Stanley Kutler defends Robert Bork's involvement in the Watergate scandal.
Nixon ordered Attorney General Elliot Richardson to dismiss Cox. The special prosecutor had sought a subpoena for Nixon’s Oval Office tapes, and at the moment the matter was pending at the appellate level. More than anyone else, Nixon realized the precariousness of his position, and he desperately sought to moot the matter by abolishing the special prosecutor’s office. Richardson and his deputy, William Ruckelshaus, informed Solicitor General Bork, then third in command at the Justice Department, that they would resign rather than execute the president’s order. Bork likewise announced his intention to resign, but Richardson urged him to remain at his post and carry out Nixon’s order; Richardson feared that the chain of command would be broken and that the White House would send one of its lawyers to head the department and fire Cox. Thus, the event that became known as the “Saturday Night Massacre.”

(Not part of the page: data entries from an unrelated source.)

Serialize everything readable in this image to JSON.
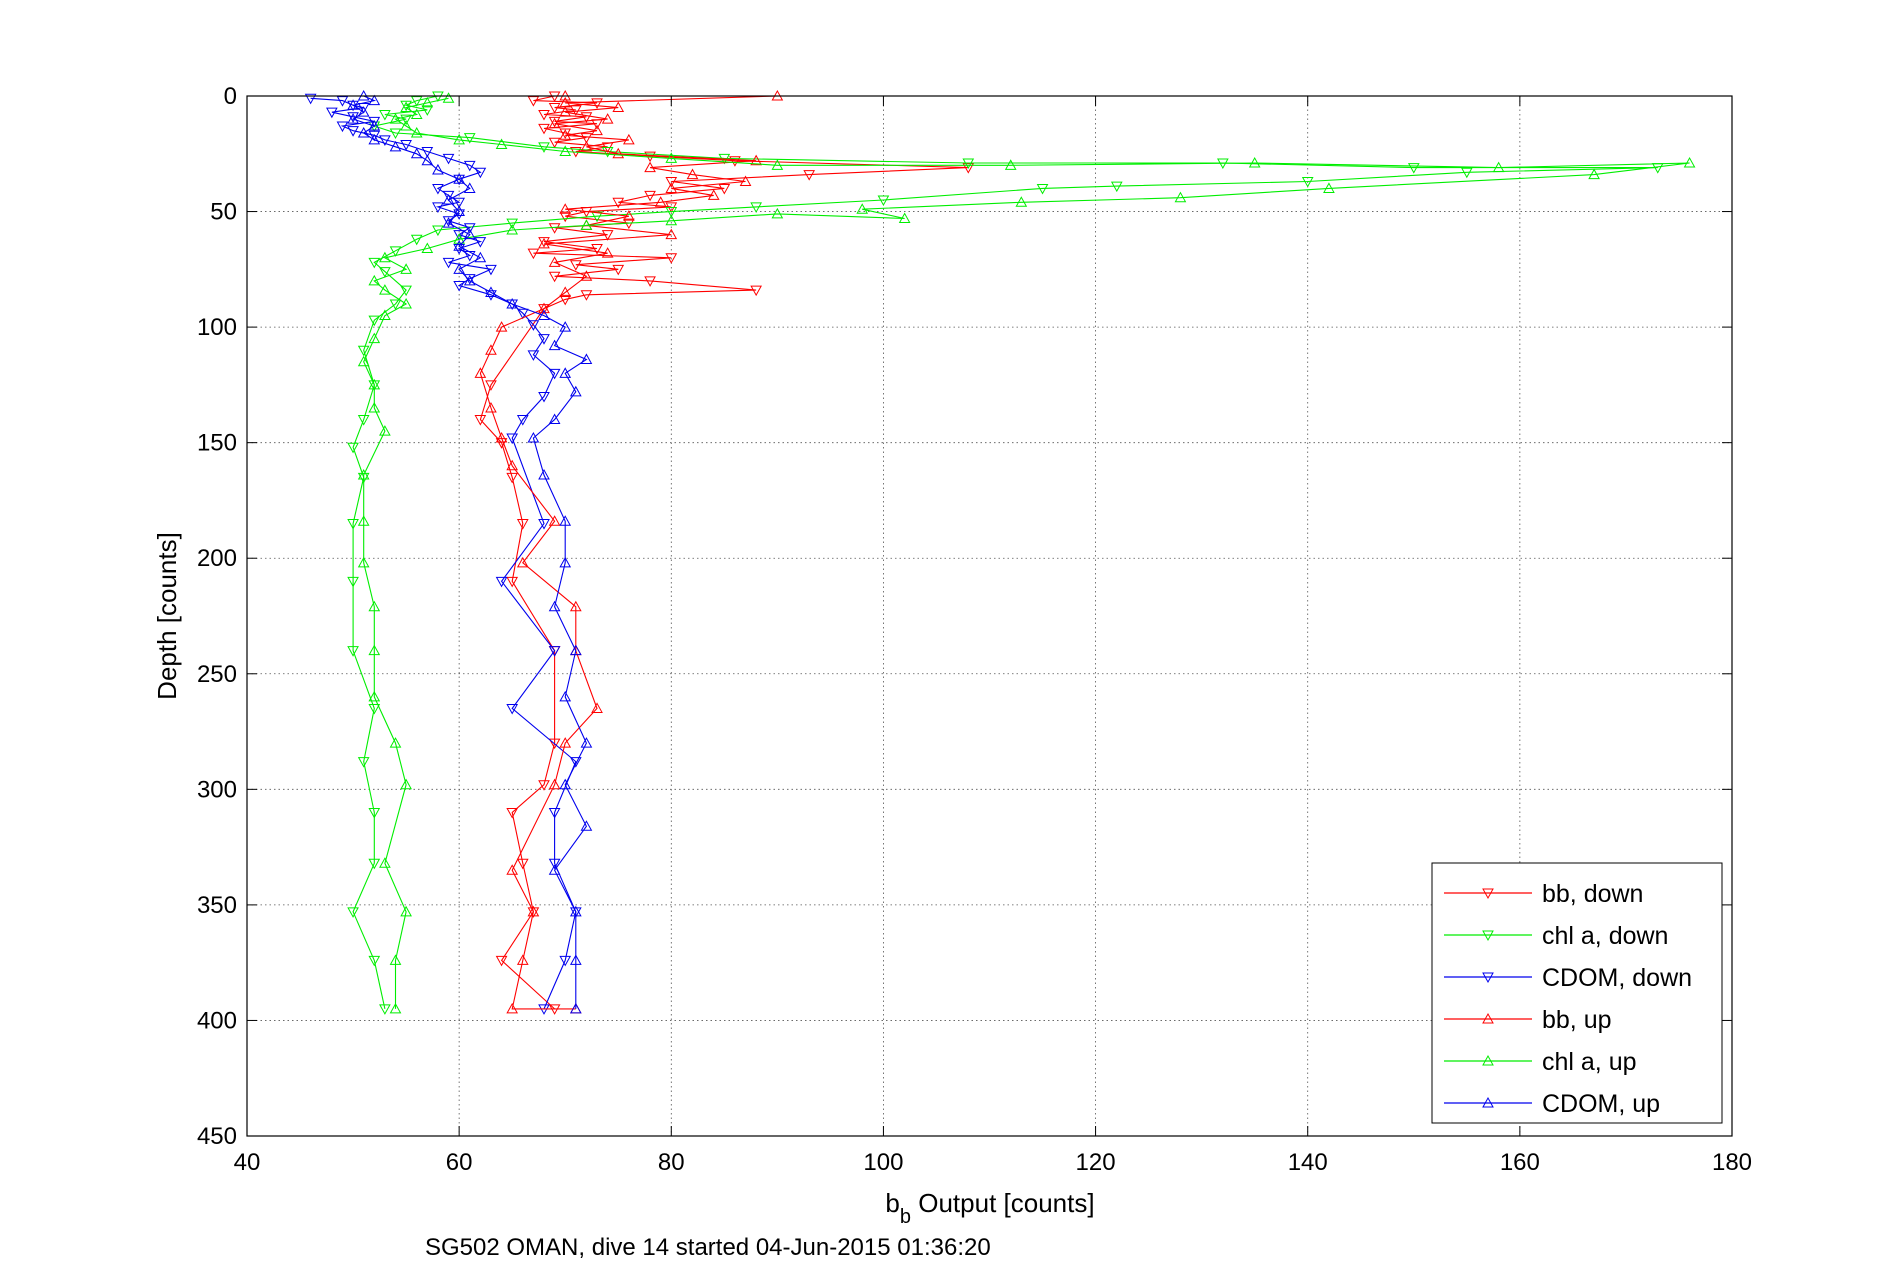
{
  "chart_data": {
    "type": "line",
    "title": "",
    "xlabel_main": "b",
    "xlabel_sub": "b",
    "xlabel_rest": " Output [counts]",
    "ylabel": "Depth [counts]",
    "caption": "SG502 OMAN, dive 14 started 04-Jun-2015 01:36:20",
    "xlim": [
      40,
      180
    ],
    "ylim": [
      450,
      0
    ],
    "xticks": [
      40,
      60,
      80,
      100,
      120,
      140,
      160,
      180
    ],
    "yticks": [
      0,
      50,
      100,
      150,
      200,
      250,
      300,
      350,
      400,
      450
    ],
    "grid": true,
    "legend_placement": "bottom-right",
    "series": [
      {
        "name": "bb, down",
        "color": "#ff0000",
        "marker": "triangle-down",
        "points": [
          [
            69,
            0
          ],
          [
            67,
            2
          ],
          [
            73,
            3
          ],
          [
            69,
            5
          ],
          [
            71,
            6
          ],
          [
            68,
            8
          ],
          [
            72,
            9
          ],
          [
            69,
            11
          ],
          [
            73,
            12
          ],
          [
            68,
            14
          ],
          [
            70,
            16
          ],
          [
            72,
            18
          ],
          [
            69,
            20
          ],
          [
            74,
            22
          ],
          [
            71,
            24
          ],
          [
            78,
            26
          ],
          [
            86,
            28
          ],
          [
            108,
            31
          ],
          [
            93,
            34
          ],
          [
            80,
            37
          ],
          [
            85,
            40
          ],
          [
            78,
            43
          ],
          [
            75,
            46
          ],
          [
            80,
            48
          ],
          [
            72,
            50
          ],
          [
            70,
            52
          ],
          [
            76,
            55
          ],
          [
            69,
            57
          ],
          [
            74,
            60
          ],
          [
            68,
            63
          ],
          [
            73,
            66
          ],
          [
            67,
            68
          ],
          [
            80,
            70
          ],
          [
            71,
            73
          ],
          [
            75,
            75
          ],
          [
            69,
            78
          ],
          [
            78,
            80
          ],
          [
            88,
            84
          ],
          [
            72,
            86
          ],
          [
            70,
            88
          ],
          [
            68,
            92
          ],
          [
            63,
            125
          ],
          [
            62,
            140
          ],
          [
            64,
            150
          ],
          [
            65,
            165
          ],
          [
            66,
            185
          ],
          [
            65,
            210
          ],
          [
            69,
            240
          ],
          [
            69,
            280
          ],
          [
            68,
            298
          ],
          [
            65,
            310
          ],
          [
            66,
            332
          ],
          [
            67,
            353
          ],
          [
            64,
            374
          ],
          [
            69,
            395
          ]
        ]
      },
      {
        "name": "chl a, down",
        "color": "#00ee00",
        "marker": "triangle-down",
        "points": [
          [
            58,
            0
          ],
          [
            56,
            2
          ],
          [
            55,
            4
          ],
          [
            57,
            6
          ],
          [
            53,
            8
          ],
          [
            55,
            10
          ],
          [
            52,
            13
          ],
          [
            54,
            16
          ],
          [
            61,
            18
          ],
          [
            68,
            22
          ],
          [
            74,
            24
          ],
          [
            85,
            27
          ],
          [
            108,
            29
          ],
          [
            132,
            29
          ],
          [
            150,
            31
          ],
          [
            173,
            31
          ],
          [
            155,
            33
          ],
          [
            140,
            37
          ],
          [
            122,
            39
          ],
          [
            115,
            40
          ],
          [
            100,
            45
          ],
          [
            88,
            48
          ],
          [
            80,
            50
          ],
          [
            73,
            52
          ],
          [
            65,
            55
          ],
          [
            58,
            58
          ],
          [
            56,
            62
          ],
          [
            54,
            67
          ],
          [
            52,
            72
          ],
          [
            53,
            76
          ],
          [
            55,
            84
          ],
          [
            54,
            90
          ],
          [
            52,
            97
          ],
          [
            51,
            110
          ],
          [
            52,
            125
          ],
          [
            51,
            140
          ],
          [
            50,
            152
          ],
          [
            51,
            165
          ],
          [
            50,
            185
          ],
          [
            50,
            210
          ],
          [
            50,
            240
          ],
          [
            52,
            265
          ],
          [
            51,
            288
          ],
          [
            52,
            310
          ],
          [
            52,
            332
          ],
          [
            50,
            353
          ],
          [
            52,
            374
          ],
          [
            53,
            395
          ]
        ]
      },
      {
        "name": "CDOM, down",
        "color": "#0000ee",
        "marker": "triangle-down",
        "points": [
          [
            46,
            1
          ],
          [
            49,
            2
          ],
          [
            50,
            4
          ],
          [
            51,
            5
          ],
          [
            48,
            7
          ],
          [
            50,
            9
          ],
          [
            52,
            11
          ],
          [
            49,
            13
          ],
          [
            50,
            15
          ],
          [
            52,
            17
          ],
          [
            53,
            19
          ],
          [
            55,
            21
          ],
          [
            57,
            24
          ],
          [
            59,
            27
          ],
          [
            61,
            30
          ],
          [
            62,
            33
          ],
          [
            60,
            36
          ],
          [
            58,
            40
          ],
          [
            59,
            43
          ],
          [
            60,
            46
          ],
          [
            58,
            48
          ],
          [
            60,
            51
          ],
          [
            59,
            54
          ],
          [
            61,
            57
          ],
          [
            60,
            60
          ],
          [
            62,
            63
          ],
          [
            60,
            66
          ],
          [
            61,
            69
          ],
          [
            59,
            72
          ],
          [
            63,
            75
          ],
          [
            61,
            79
          ],
          [
            60,
            82
          ],
          [
            63,
            86
          ],
          [
            65,
            90
          ],
          [
            66,
            94
          ],
          [
            67,
            99
          ],
          [
            68,
            105
          ],
          [
            67,
            112
          ],
          [
            69,
            120
          ],
          [
            68,
            130
          ],
          [
            66,
            140
          ],
          [
            65,
            148
          ],
          [
            68,
            185
          ],
          [
            64,
            210
          ],
          [
            69,
            240
          ],
          [
            65,
            265
          ],
          [
            71,
            288
          ],
          [
            69,
            310
          ],
          [
            69,
            332
          ],
          [
            71,
            353
          ],
          [
            70,
            374
          ],
          [
            68,
            395
          ]
        ]
      },
      {
        "name": "bb, up",
        "color": "#ff0000",
        "marker": "triangle-up",
        "points": [
          [
            71,
            395
          ],
          [
            65,
            395
          ],
          [
            66,
            374
          ],
          [
            67,
            353
          ],
          [
            65,
            335
          ],
          [
            69,
            298
          ],
          [
            70,
            280
          ],
          [
            73,
            265
          ],
          [
            71,
            240
          ],
          [
            71,
            221
          ],
          [
            66,
            202
          ],
          [
            69,
            184
          ],
          [
            65,
            160
          ],
          [
            64,
            148
          ],
          [
            63,
            135
          ],
          [
            62,
            120
          ],
          [
            63,
            110
          ],
          [
            64,
            100
          ],
          [
            68,
            92
          ],
          [
            70,
            85
          ],
          [
            72,
            78
          ],
          [
            69,
            72
          ],
          [
            74,
            68
          ],
          [
            68,
            64
          ],
          [
            80,
            60
          ],
          [
            72,
            56
          ],
          [
            76,
            52
          ],
          [
            70,
            49
          ],
          [
            79,
            46
          ],
          [
            84,
            43
          ],
          [
            80,
            40
          ],
          [
            87,
            37
          ],
          [
            82,
            34
          ],
          [
            78,
            31
          ],
          [
            88,
            28
          ],
          [
            75,
            25
          ],
          [
            72,
            22
          ],
          [
            76,
            19
          ],
          [
            70,
            17
          ],
          [
            73,
            15
          ],
          [
            69,
            12
          ],
          [
            74,
            10
          ],
          [
            70,
            7
          ],
          [
            75,
            5
          ],
          [
            70,
            3
          ],
          [
            90,
            0
          ],
          [
            70,
            0
          ]
        ]
      },
      {
        "name": "chl a, up",
        "color": "#00ee00",
        "marker": "triangle-up",
        "points": [
          [
            54,
            395
          ],
          [
            54,
            374
          ],
          [
            55,
            353
          ],
          [
            53,
            332
          ],
          [
            55,
            298
          ],
          [
            54,
            280
          ],
          [
            52,
            260
          ],
          [
            52,
            240
          ],
          [
            52,
            221
          ],
          [
            51,
            202
          ],
          [
            51,
            184
          ],
          [
            51,
            164
          ],
          [
            53,
            145
          ],
          [
            52,
            135
          ],
          [
            52,
            125
          ],
          [
            51,
            115
          ],
          [
            52,
            105
          ],
          [
            53,
            95
          ],
          [
            55,
            90
          ],
          [
            53,
            84
          ],
          [
            52,
            80
          ],
          [
            55,
            75
          ],
          [
            53,
            70
          ],
          [
            57,
            66
          ],
          [
            60,
            62
          ],
          [
            65,
            58
          ],
          [
            72,
            56
          ],
          [
            80,
            54
          ],
          [
            90,
            51
          ],
          [
            102,
            53
          ],
          [
            98,
            49
          ],
          [
            113,
            46
          ],
          [
            128,
            44
          ],
          [
            142,
            40
          ],
          [
            167,
            34
          ],
          [
            176,
            29
          ],
          [
            158,
            31
          ],
          [
            135,
            29
          ],
          [
            112,
            30
          ],
          [
            90,
            30
          ],
          [
            80,
            27
          ],
          [
            70,
            24
          ],
          [
            64,
            21
          ],
          [
            60,
            19
          ],
          [
            56,
            16
          ],
          [
            55,
            13
          ],
          [
            54,
            10
          ],
          [
            56,
            8
          ],
          [
            55,
            5
          ],
          [
            57,
            3
          ],
          [
            59,
            1
          ]
        ]
      },
      {
        "name": "CDOM, up",
        "color": "#0000ee",
        "marker": "triangle-up",
        "points": [
          [
            71,
            395
          ],
          [
            71,
            374
          ],
          [
            71,
            353
          ],
          [
            69,
            335
          ],
          [
            72,
            316
          ],
          [
            70,
            298
          ],
          [
            72,
            280
          ],
          [
            70,
            260
          ],
          [
            71,
            240
          ],
          [
            69,
            221
          ],
          [
            70,
            202
          ],
          [
            70,
            184
          ],
          [
            68,
            164
          ],
          [
            67,
            148
          ],
          [
            69,
            140
          ],
          [
            71,
            128
          ],
          [
            70,
            120
          ],
          [
            72,
            114
          ],
          [
            69,
            108
          ],
          [
            70,
            100
          ],
          [
            68,
            95
          ],
          [
            65,
            90
          ],
          [
            63,
            85
          ],
          [
            61,
            80
          ],
          [
            60,
            75
          ],
          [
            62,
            70
          ],
          [
            60,
            65
          ],
          [
            61,
            60
          ],
          [
            59,
            55
          ],
          [
            60,
            50
          ],
          [
            59,
            45
          ],
          [
            61,
            40
          ],
          [
            60,
            36
          ],
          [
            58,
            32
          ],
          [
            57,
            28
          ],
          [
            56,
            25
          ],
          [
            54,
            22
          ],
          [
            52,
            19
          ],
          [
            51,
            16
          ],
          [
            52,
            13
          ],
          [
            50,
            10
          ],
          [
            51,
            7
          ],
          [
            50,
            4
          ],
          [
            52,
            2
          ],
          [
            51,
            0
          ]
        ]
      }
    ],
    "legend": [
      "bb, down",
      "chl a, down",
      "CDOM, down",
      "bb, up",
      "chl a, up",
      "CDOM, up"
    ]
  }
}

On Saturday, traditionaly a downtime in the news cycle, Richardson, Ruckelshaus and Bork walked to the Justice Department auditorium for a televised news conference. On the way, Bork claimed that he had asked Richardson to explain the decision to have Bork execute the president’s order. According to Bork, Richardson agreed to do so but he never did. Subsequently, Richardson acknowledged and confirmed Bork’s version of events. When I asked Richardson why he never defended Bork at the time—or later—his answer was classic Washington: “No one asked me.”